Moore’s law will outlive most fab companies

The continued race to the bottom, or in this case to the smallest possible die size, is going to weed out all but just a few foundry players in the next few years. Gartner projects that by the time semiconductor process technology reaches 8 nanometers, there will only be four to eight left.

The discussion was part of Gartner’s semiconductor briefing session in San Jose, where the firm also discussed how the market will grow and change in the next few years. While the market for chips will continue to increase, the number of players will shrink as things become prohibitively expensive.

Moore’s law is defined as doubling the amount of transistors in the same area of silicon every two years. In 2004, the 40 anniversary of Moore’s law, Intel had 592 million transistors on one device. Its largest chips now, the quad core Itanium and Nehalem-EX, will have 2.3 billion transistors, and nVidia’s new Fermi chip has three billion transistors.
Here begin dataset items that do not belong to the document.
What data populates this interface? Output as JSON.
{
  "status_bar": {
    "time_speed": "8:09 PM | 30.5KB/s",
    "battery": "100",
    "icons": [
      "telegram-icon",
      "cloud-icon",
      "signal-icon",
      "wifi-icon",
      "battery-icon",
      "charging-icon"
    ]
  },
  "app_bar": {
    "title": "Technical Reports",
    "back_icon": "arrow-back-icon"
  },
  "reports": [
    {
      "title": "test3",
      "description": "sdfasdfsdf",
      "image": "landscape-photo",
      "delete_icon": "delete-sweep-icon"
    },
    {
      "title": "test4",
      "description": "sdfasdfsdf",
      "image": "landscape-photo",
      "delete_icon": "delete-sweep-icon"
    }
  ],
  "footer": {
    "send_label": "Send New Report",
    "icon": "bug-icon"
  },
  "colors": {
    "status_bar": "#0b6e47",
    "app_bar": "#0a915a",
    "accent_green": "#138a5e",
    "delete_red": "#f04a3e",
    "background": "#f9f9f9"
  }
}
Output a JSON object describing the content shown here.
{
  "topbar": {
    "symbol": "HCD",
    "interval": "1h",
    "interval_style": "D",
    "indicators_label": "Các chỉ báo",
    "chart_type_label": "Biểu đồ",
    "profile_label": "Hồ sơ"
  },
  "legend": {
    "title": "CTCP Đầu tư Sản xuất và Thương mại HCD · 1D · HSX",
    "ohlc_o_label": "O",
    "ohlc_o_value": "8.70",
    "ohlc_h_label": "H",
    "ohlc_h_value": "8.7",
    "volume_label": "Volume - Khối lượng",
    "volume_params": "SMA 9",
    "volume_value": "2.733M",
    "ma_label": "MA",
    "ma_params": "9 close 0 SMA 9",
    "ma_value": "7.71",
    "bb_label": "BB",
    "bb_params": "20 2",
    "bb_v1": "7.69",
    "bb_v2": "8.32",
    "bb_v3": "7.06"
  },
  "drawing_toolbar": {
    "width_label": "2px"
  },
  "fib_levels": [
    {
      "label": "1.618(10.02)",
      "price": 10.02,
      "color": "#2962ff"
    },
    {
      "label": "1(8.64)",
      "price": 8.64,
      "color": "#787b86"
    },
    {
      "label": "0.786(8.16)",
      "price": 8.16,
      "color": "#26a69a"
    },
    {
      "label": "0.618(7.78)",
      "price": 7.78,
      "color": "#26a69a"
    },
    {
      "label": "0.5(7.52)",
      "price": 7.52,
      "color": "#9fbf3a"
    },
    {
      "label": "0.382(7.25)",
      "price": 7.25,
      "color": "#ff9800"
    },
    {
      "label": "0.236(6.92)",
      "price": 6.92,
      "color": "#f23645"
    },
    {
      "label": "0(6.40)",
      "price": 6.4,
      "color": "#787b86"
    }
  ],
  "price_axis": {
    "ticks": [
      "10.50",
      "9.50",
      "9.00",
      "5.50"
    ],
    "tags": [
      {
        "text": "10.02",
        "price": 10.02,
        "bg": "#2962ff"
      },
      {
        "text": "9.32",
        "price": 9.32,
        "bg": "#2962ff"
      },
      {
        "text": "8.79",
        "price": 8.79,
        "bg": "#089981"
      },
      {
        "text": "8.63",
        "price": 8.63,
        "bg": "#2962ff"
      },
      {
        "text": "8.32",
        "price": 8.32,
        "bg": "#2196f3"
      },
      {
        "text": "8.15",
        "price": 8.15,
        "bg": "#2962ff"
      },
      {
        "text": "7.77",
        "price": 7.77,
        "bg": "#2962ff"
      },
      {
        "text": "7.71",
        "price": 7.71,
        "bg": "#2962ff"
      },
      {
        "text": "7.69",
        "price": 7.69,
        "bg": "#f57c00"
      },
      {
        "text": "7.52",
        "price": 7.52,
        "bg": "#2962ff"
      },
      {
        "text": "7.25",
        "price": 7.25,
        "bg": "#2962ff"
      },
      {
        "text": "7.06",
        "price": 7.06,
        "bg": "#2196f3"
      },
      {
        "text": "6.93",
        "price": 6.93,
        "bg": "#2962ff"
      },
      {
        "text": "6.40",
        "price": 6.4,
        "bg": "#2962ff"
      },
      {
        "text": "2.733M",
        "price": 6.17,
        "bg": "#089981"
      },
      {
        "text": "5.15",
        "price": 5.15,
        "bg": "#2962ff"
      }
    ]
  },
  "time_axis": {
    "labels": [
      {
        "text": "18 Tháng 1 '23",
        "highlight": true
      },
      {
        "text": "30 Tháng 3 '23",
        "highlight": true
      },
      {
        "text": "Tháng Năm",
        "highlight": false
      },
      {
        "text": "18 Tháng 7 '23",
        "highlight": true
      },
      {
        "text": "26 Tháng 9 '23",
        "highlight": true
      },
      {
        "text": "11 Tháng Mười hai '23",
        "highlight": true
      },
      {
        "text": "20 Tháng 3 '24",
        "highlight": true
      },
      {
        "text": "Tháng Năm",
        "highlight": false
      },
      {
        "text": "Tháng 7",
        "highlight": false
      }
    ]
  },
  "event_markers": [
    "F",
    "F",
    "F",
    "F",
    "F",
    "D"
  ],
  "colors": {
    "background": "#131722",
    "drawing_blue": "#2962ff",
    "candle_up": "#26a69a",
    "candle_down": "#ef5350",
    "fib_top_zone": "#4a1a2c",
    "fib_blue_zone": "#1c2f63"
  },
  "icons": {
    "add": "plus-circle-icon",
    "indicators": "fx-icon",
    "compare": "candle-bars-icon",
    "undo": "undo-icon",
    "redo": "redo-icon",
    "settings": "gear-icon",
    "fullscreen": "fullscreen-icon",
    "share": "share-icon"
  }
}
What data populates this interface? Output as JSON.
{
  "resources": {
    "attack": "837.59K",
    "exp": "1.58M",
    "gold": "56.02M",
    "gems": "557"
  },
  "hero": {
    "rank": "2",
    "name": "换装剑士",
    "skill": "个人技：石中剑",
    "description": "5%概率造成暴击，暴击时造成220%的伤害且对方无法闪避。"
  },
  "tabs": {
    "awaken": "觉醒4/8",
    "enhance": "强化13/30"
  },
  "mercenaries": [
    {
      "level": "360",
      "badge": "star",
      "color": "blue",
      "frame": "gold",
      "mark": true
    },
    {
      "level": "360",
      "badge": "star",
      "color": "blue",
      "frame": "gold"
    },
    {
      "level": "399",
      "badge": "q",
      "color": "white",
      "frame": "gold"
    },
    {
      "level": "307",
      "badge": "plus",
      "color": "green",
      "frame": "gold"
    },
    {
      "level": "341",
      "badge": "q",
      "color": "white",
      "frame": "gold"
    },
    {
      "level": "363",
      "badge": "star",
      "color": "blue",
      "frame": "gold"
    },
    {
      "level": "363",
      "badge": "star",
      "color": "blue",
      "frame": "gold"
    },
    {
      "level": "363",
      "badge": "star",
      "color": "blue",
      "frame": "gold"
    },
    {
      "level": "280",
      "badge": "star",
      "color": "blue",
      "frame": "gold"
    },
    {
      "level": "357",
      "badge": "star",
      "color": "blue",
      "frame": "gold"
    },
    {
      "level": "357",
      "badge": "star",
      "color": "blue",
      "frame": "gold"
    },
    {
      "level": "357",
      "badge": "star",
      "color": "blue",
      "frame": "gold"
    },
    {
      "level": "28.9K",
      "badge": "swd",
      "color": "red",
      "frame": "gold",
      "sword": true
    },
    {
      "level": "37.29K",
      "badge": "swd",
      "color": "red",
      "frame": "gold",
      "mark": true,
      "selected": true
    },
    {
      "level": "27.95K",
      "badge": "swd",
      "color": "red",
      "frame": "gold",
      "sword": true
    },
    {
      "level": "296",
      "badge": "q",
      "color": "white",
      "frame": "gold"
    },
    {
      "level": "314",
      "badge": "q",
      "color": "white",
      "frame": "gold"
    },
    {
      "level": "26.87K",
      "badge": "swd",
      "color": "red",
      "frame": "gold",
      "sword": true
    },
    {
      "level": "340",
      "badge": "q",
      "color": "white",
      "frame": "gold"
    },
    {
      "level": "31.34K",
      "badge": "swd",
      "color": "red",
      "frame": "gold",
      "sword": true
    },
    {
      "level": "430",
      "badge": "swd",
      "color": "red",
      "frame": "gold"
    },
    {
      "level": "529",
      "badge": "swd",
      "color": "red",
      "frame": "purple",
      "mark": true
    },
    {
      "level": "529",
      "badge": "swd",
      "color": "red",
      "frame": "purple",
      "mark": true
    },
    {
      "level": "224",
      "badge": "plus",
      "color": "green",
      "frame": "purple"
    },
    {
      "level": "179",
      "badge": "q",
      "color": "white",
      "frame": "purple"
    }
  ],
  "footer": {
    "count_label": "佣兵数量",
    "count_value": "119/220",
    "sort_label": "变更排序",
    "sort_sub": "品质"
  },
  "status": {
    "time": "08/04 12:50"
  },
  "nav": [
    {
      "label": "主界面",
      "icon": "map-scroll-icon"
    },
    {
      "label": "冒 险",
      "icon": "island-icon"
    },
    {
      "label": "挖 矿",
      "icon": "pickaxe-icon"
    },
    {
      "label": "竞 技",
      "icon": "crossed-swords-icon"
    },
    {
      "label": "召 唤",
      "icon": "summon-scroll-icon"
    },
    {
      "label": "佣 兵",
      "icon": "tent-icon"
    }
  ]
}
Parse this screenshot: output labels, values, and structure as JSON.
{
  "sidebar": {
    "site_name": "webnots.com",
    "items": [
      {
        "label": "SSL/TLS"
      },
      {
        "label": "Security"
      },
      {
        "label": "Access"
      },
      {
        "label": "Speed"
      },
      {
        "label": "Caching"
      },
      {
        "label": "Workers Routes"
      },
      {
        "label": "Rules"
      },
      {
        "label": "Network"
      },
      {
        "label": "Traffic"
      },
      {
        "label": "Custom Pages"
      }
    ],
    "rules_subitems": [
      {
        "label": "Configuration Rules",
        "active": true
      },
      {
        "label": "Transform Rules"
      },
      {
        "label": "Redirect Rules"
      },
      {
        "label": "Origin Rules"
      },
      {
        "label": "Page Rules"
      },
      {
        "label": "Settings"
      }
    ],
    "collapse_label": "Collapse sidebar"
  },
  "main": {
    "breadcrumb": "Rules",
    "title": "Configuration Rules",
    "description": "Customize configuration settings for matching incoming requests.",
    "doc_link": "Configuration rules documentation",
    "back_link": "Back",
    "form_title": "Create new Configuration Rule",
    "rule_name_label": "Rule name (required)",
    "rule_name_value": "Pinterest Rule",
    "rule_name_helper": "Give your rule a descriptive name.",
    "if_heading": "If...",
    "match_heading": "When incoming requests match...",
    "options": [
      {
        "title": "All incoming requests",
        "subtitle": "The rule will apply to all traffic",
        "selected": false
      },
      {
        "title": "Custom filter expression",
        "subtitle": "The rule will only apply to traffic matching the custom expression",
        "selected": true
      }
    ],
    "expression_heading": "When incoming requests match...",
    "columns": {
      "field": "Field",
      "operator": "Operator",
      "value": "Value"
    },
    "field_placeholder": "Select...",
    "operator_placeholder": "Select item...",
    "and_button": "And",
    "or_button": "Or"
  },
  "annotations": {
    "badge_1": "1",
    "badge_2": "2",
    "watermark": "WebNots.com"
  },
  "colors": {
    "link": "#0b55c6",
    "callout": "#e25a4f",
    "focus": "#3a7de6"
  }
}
If Moore’s Law is projected out to 8nm, there will be 75 billion transistors on a chip at the 8nm technology node. Plus, the process technology will change radically. The days of silicon dioxide or even gallium dioxide materials are likely over

At sub-12nm, silicon may no longer be usable. As the industry gets down to 8nm and 5nm, things like carbon or grapheme nanotubes are needed. Below 5nm, molecular transistors may emerge enabling self assembly. Fabrication plant assembly costs at 8nm will double the cost of 45nm to around $10 billion.

Now who can afford that?

A few very profitable companies with high volumes, said Dean Freeman, a research vice president with Gartner. That means Intel, Samsung, IBM’s alliance (including Globalfoundries), TSMC, Toshiba, Hynix, Elipda and Micron.

But then there are the companies that make the equipment they use to make the chips. If a supply chain firm drops out, the whole group of semiconductor makers built on their products could fall with them.